Sprint 3 - RobertoLF/EC601Project GitHub Wiki

Data from CryptoCompare API

Below is a snapshot of the data output from the cryptoCompare API. The column definitions are as follows:

Time: Date of recording
High: Highest price at which the cryptocurrency traded during time period.
Low: Lowest price at which the cryptocurrency traded during time period.
Open: Price at the start of the time period.
VolumeFrom: The number of crypto coins traded for US dollars.
VolumeTo: The number of dollars traded (for the period) for the crypto coin.
Close: Price at the end of the time period.

Long Short-Term Memory (LSTM) Neural Network

What is LSTM?

Long Short-Term Memory neural networks are a type of recurrent neural network (RNN), which are capable of learning long-term dependencies. Unlike traditional feed-forward neural networks which only allow signals to move from input to output, recurrent neural networks introduce feedback loops to the neural networks. This allows information to persist short term in the system and be used to make more complex decisions.

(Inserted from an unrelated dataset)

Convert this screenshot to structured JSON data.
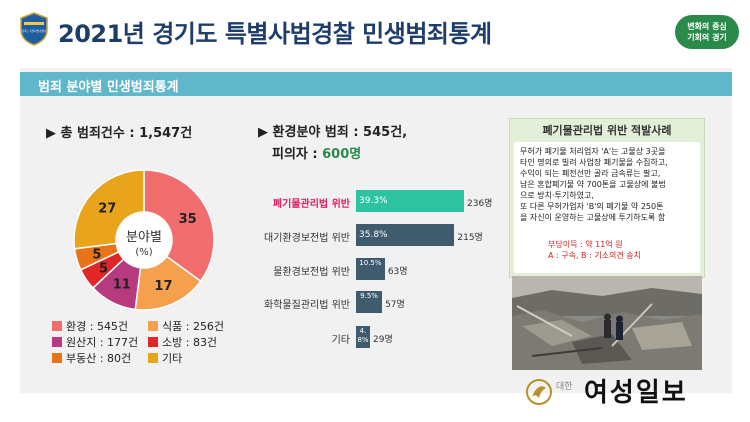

The downside to traditional RNNs is only recent information can reliably be used to make the next prediction. As the gap between relevant information in the neural network grows, the RNN struggles to connect the information. Long short-term memory neural networks solve this problem! LSTMs are made to remember information for a long time.

Pros

Longer information retention should allow for more accurate predictions, even in large/complex neural networks and datasets.
Information can be added and dropped from memory based on logic gates.

Cons

Take longer to train.
Require more memory to train.
LSTMS are prone to overfitting data.
Dropout is harder to implement.

Building Machine Learning Model for Price Prediction

Libraries Used

import pandas as pd
import numpy as np
import matplotlib.pyplot as plt
from sklearn.metrics import mean_absolute_error
from keras.models import Sequential
from keras.layers import Activation, Dense, Dropout, LSTM

Keras is a deep learning API written in Python, running on top of the open-source machine learning platform TensorFlow (developed by Google).

Train and test data

# Splits dataset into 80% train, 20% test
def train_test_split(df, test_size=0.2):
    split_row = len(df) - int(test_size * len(df))
    train_data = df.iloc[:split_row]
    test_data = df.iloc[split_row:]
    return train_data, test_data

train, test = train_test_split(df, test_size=0.2)

Building LSTM Model

def build_lstm_model(input_data, output_size, neurons=100, activ_func='linear',
                     dropout=0.2, loss='mse', optimizer='adam'):
    model = Sequential() # Initializes our sequential model
    model.add(LSTM(neurons, input_shape=(input_data.shape[1], input_data.shape[2])))
    model.add(Dropout(dropout))
    model.add(Dense(units=output_size))
    model.compile(loss=loss, optimizer=optimizer)
    model.summary()
    return model

Price Prediction Results

Mean Absolute Error = 0.03433

Sprint 4 Objectives

Evaluate the effect of various time frames and number of data points on the model.
Implement forecasting to the model to predict future prices that have not occurred yet.
Compare the accuracy of the predictions for various cryptocurrencies. Do certain cryptos have better accuracy? If so, why?